Seeking closure

Fruit flies help reveal the importance of cell and tissue polarity genes in developmental disorders where the neural tube fails to close properly.

Wing of a fruit fly carrying a mutation originally seen in a patient with a neural tube defect showing an unusual orientation of the wing hairs. Image credit: Ashley Humphries (CC BY 4.0)

As an embryo develops, its cells must work together to build mature tissues and organs. During the formation of the nervous system, for example, a sheet of cells destined to become the brain and spinal cord folds up into a tube spanning the length of the embryo. Normally, this tube – known as the ‘neural tube’ – zips up, and the cells that will eventually become skin and other surrounding tissues close in over it.

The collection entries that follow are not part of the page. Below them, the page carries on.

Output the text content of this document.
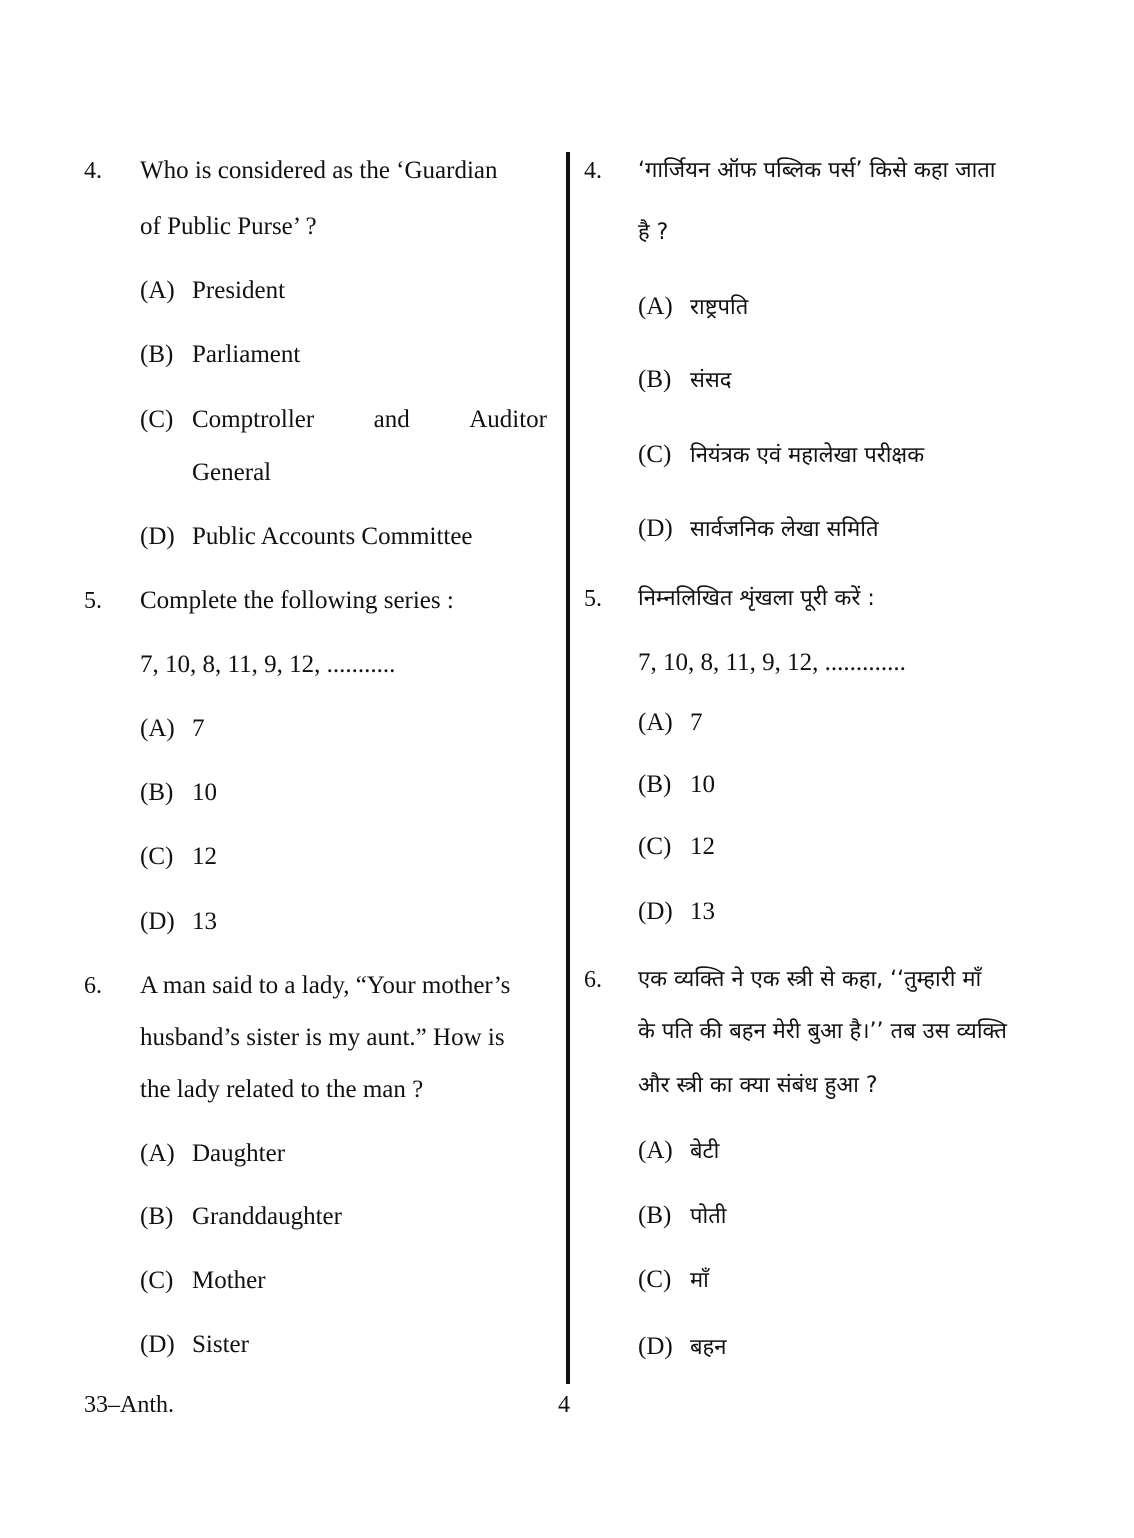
4. Who is considered as the ‘Guardian
of Public Purse’ ?
(A) President
(B) Parliament
(C) Comptroller and Auditor
General
(D) Public Accounts Committee
5. Complete the following series :
7, 10, 8, 11, 9, 12, ...........
(A) 7
(B) 10
(C) 12
(D) 13
6. A man said to a lady, “Your mother’s
husband’s sister is my aunt.” How is
the lady related to the man ?
(A) Daughter
(B) Granddaughter
(C) Mother
(D) Sister
4. ‘गार्जियन ऑफ पब्लिक पर्स’ किसे कहा जाता
है ?
(A) राष्ट्रपति
(B) संसद
(C) नियंत्रक एवं महालेखा परीक्षक
(D) सार्वजनिक लेखा समिति
5. निम्नलिखित शृंखला पूरी करें :
7, 10, 8, 11, 9, 12, .............
(A) 7
(B) 10
(C) 12
(D) 13
6. एक व्यक्ति ने एक स्त्री से कहा, ‘‘तुम्हारी माँ
के पति की बहन मेरी बुआ है।’’ तब उस व्यक्ति
और स्त्री का क्या संबंध हुआ ?
(A) बेटी
(B) पोती
(C) माँ
(D) बहन
33–Anth.	4
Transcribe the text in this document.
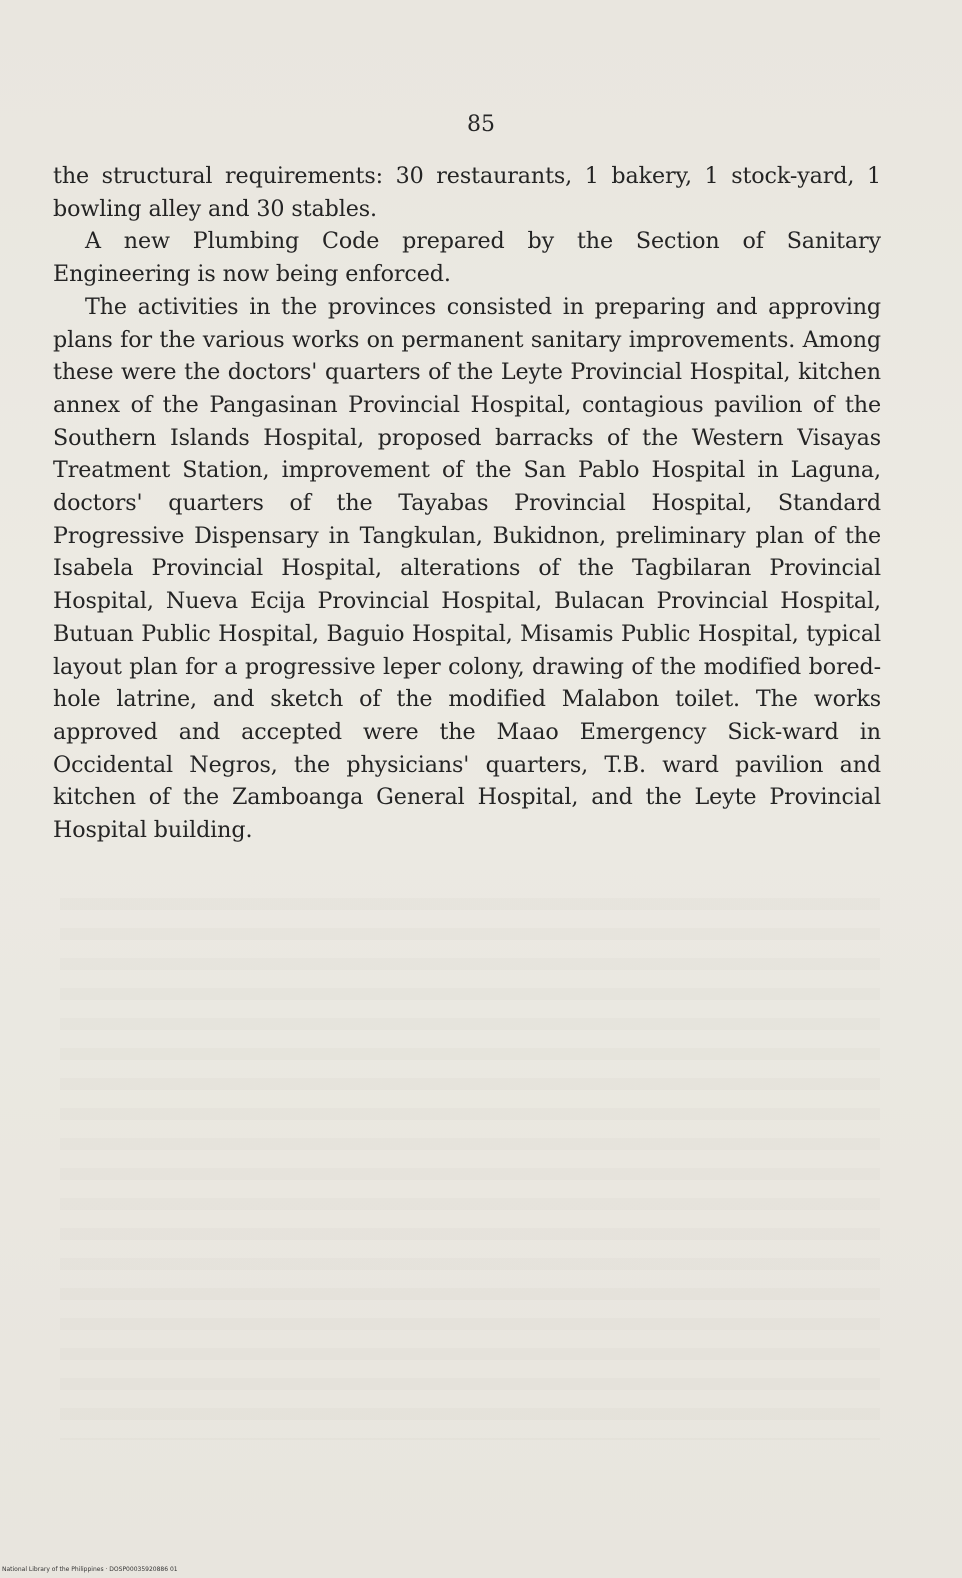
85

the structural requirements: 30 restaurants, 1 bakery, 1 stock-yard, 1 bowling alley and 30 stables.

A new Plumbing Code prepared by the Section of Sanitary Engineering is now being enforced.

The activities in the provinces consisted in preparing and approving plans for the various works on permanent sanitary improvements. Among these were the doctors' quarters of the Leyte Provincial Hospital, kitchen annex of the Pangasinan Provincial Hospital, contagious pavilion of the Southern Islands Hospital, proposed barracks of the Western Visayas Treatment Station, improvement of the San Pablo Hospital in Laguna, doctors' quarters of the Tayabas Provincial Hospital, Standard Progressive Dispensary in Tangkulan, Bukidnon, preliminary plan of the Isabela Provincial Hospital, alterations of the Tagbilaran Provincial Hospital, Nueva Ecija Provincial Hospital, Bulacan Provincial Hospital, Butuan Public Hospital, Baguio Hospital, Misamis Public Hospital, typical layout plan for a progressive leper colony, drawing of the modified bored-hole latrine, and sketch of the modified Malabon toilet. The works approved and accepted were the Maao Emergency Sick-ward in Occidental Negros, the physicians' quarters, T.B. ward pavilion and kitchen of the Zamboanga General Hospital, and the Leyte Provincial Hospital building.

National Library of the Philippines · DOSP00035920886 01
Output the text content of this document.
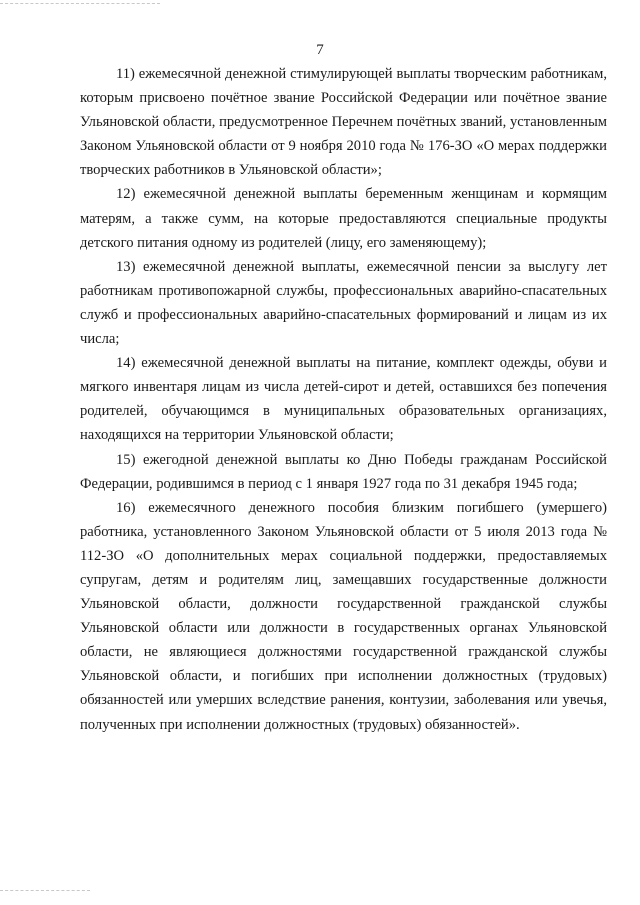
7

11) ежемесячной денежной стимулирующей выплаты творческим работникам, которым присвоено почётное звание Российской Федерации или почётное звание Ульяновской области, предусмотренное Перечнем почётных званий, установленным Законом Ульяновской области от 9 ноября 2010 года № 176-ЗО «О мерах поддержки творческих работников в Ульяновской области»;

12) ежемесячной денежной выплаты беременным женщинам и кормящим матерям, а также сумм, на которые предоставляются специальные продукты детского питания одному из родителей (лицу, его заменяющему);

13) ежемесячной денежной выплаты, ежемесячной пенсии за выслугу лет работникам противопожарной службы, профессиональных аварийно-спасательных служб и профессиональных аварийно-спасательных формирований и лицам из их числа;

14) ежемесячной денежной выплаты на питание, комплект одежды, обуви и мягкого инвентаря лицам из числа детей-сирот и детей, оставшихся без попечения родителей, обучающимся в муниципальных образовательных организациях, находящихся на территории Ульяновской области;

15) ежегодной денежной выплаты ко Дню Победы гражданам Российской Федерации, родившимся в период с 1 января 1927 года по 31 декабря 1945 года;

16) ежемесячного денежного пособия близким погибшего (умершего) работника, установленного Законом Ульяновской области от 5 июля 2013 года № 112-ЗО «О дополнительных мерах социальной поддержки, предоставляемых супругам, детям и родителям лиц, замещавших государственные должности Ульяновской области, должности государственной гражданской службы Ульяновской области или должности в государственных органах Ульяновской области, не являющиеся должностями государственной гражданской службы Ульяновской области, и погибших при исполнении должностных (трудовых) обязанностей или умерших вследствие ранения, контузии, заболевания или увечья, полученных при исполнении должностных (трудовых) обязанностей».
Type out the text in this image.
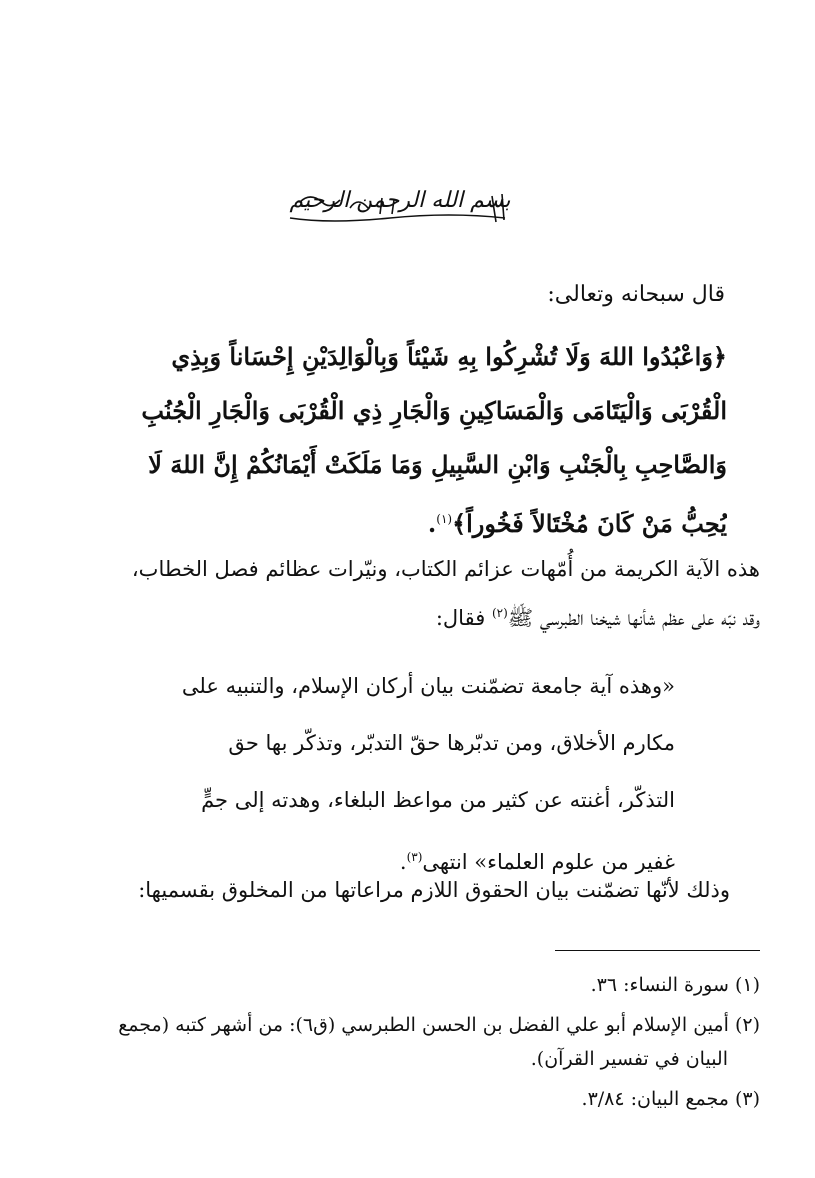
بسم الله الرحمن الرحيم
قال سبحانه وتعالى:
﴿وَاعْبُدُوا اللهَ وَلَا تُشْرِكُوا بِهِ شَيْئاً وَبِالْوَالِدَيْنِ إِحْسَاناً وَبِذِي
الْقُرْبَى وَالْيَتَامَى وَالْمَسَاكِينِ وَالْجَارِ ذِي الْقُرْبَى وَالْجَارِ الْجُنُبِ
وَالصَّاحِبِ بِالْجَنْبِ وَابْنِ السَّبِيلِ وَمَا مَلَكَتْ أَيْمَانُكُمْ إِنَّ اللهَ لَا
يُحِبُّ مَنْ كَانَ مُخْتَالاً فَخُوراً﴾$^{(١)}$.
هذه الآية الكريمة من أُمّهات عزائم الكتاب، ونيّرات عظائم فصل الخطاب،
وقد نبّه على عظم شأنها شيخنا الطبرسي ﷺ$^{(٢)}$ فقال:
«وهذه آية جامعة تضمّنت بيان أركان الإسلام، والتنبيه على
مكارم الأخلاق، ومن تدبّرها حقّ التدبّر، وتذكّر بها حق
التذكّر، أغنته عن كثير من مواعظ البلغاء، وهدته إلى جمٍّ
غفير من علوم العلماء» انتهى$^{(٣)}$.
وذلك لأنّها تضمّنت بيان الحقوق اللازم مراعاتها من المخلوق بقسميها:
(١) سورة النساء: ٣٦.
(٢) أمين الإسلام أبو علي الفضل بن الحسن الطبرسي (ق٦): من أشهر كتبه (مجمع
البيان في تفسير القرآن).
(٣) مجمع البيان: ٣/٨٤.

If the neural tube does not close completely, different parts of the spinal cord or brain can remain unprotected. This can cause diseases called neural tube defects, such as spina bifida, which is characterized by holes in the backbone exposing the spinal cord and surrounding membranes. Patients with neural tube defects can have similar genetic mutations, for example, in the genes controlling a process called “planar cell polarity”, or PCP for short.

Cells arranged in flat sheets use the PCP process to sense direction, and it is this process that allows structures, such as the scales on a fish or the hairs on a mouse, to all point in the same direction. PCP is also important in embryonic development: sheets of cells that can sense direction correctly can therefore move collectively to complete complex tasks (such as closing the neural tube). However, no-one knew whether the specific PCP gene mutations implicated in neural tube defects in humans actually affected the cells’ ability to sense direction, or indeed whether they were even involved in causing the diseases.

Humphries et al. set out to find out more about these mutations using fruit flies as a model system. The fruit fly is widely used to study the genes and signals involved in direction sensing, especially PCP. Problems with PCP produce easily measurable changes in the wing and eye, showing what went wrong and how badly.

Humphries et al. genetically engineered fruit flies to have the same mutations as human patients and revealed that these mutations did indeed alter cells’ ability to sense direction. These experiments also showed that each mutation did so in a different way, and with varying severity. This explained why the same mutations caused different levels of neural defects in mice (which are commonly used to study human diseases) and suggests that they might contribute to neural tube disorders in humans.

These results show potential connections between neural tube defects and direction sensing in cells. In the future, this study and follow-up work could help researchers to understand what types of mutation have the most impact, which may eventually allow doctors to better predict who is most at risk of being affected by these conditions.